Proper nutrient mix or carbon to nitrogen ratio (C: N) is important for bacteria to process organic material into compost. The optimum ratio to begin composting is 30:1. If the ratio increases decomposition is slowed, if the ratio decreases foul odors and nitrogen loss can occur. Food waste is typically 15:1, fruit waste 35:1, leaves 60:1, bark 100:1, and sawdust 500:1. For example, a recipe using 1 part leaves and 1 part food waste by volume would achieve close to a 30:1 ratio.
The moisture content of 60 percent is optimal for microorganisms to break down the compost. Moisture contents above 70% anaerobic conditions, slow down the process and can create foul odors. Moisture below 50 percent also slows down the decomposition process. The moisture content of fresh food waste is 80 to 90 percent, sawdust is 25 percent, and yard waste is 70 percent. Compost with a proper moisture content will form a clump and will slightly wet your hand when squeezed. If the clump drips water, it is too wet and may require additional aeration or more bulking agent. If the compost falls through your fingers, it is too dry and may need water additions or more food waste.

Aeration or oxygen is essential for optimum microorganism populations to effectively break down the composting material. This can be done by turning, mixing, the use of blowers, fans, aeration tubes, aeration holes, or raising the compost off the ground.
Particle size can affect the rate of decomposition of compost. The smaller the particles the more aeration the compost receives and microorganisms can break down smaller pieces faster. This can be accomplished by shredding, chipping, chopping, or cutting composted materials before they enter the compost pile.
PH levels from 6.0 to 7.8 are considered high-quality compost. Proper C: N ratios should create optimum pH levels.
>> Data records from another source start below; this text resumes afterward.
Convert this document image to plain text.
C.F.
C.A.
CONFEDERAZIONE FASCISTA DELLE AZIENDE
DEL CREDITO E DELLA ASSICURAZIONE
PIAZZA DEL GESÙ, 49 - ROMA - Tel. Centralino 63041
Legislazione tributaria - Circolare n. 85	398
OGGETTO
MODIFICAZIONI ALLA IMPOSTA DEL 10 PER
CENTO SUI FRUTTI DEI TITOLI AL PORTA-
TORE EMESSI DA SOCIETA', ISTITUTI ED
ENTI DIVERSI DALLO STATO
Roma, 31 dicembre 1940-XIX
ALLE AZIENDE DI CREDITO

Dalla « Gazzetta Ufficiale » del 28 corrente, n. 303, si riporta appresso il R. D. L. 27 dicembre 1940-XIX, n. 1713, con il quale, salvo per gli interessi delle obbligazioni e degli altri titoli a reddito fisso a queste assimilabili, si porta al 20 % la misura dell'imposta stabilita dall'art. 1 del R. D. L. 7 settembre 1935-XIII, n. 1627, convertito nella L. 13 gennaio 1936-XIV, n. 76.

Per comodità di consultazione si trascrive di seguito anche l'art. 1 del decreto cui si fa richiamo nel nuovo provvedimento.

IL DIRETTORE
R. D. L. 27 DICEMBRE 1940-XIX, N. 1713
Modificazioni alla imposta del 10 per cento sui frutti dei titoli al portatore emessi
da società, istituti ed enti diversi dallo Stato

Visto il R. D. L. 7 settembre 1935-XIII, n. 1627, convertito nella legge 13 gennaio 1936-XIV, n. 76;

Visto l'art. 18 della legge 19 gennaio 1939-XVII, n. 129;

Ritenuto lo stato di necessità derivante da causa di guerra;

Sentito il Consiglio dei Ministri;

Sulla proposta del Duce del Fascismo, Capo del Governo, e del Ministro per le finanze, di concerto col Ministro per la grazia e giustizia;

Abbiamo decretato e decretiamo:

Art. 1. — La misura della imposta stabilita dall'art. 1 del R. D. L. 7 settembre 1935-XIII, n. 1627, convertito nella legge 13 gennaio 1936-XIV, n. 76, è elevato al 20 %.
Starting with a fairly neutral pH will ensure high levels of microorganisms for efficient decomposition.
Temperature of the compost is important while biological activity takes place in the decomposition process. Low outside temperature slows down the process, while warmer conditions speed up the process. Mesophilic bacteria function between 50 and 113 degrees F to begin the composting process. Thermophilic bacteria take over and thrive between 113 to 158 degrees F. These high temperatures are what destroy weed seeds and pathogens in the compost. Some composting manures can reach temperatures of 200 degrees F. However, temperatures above 158 degrees F may char the compost or create conditions suitable for spontaneous combustion.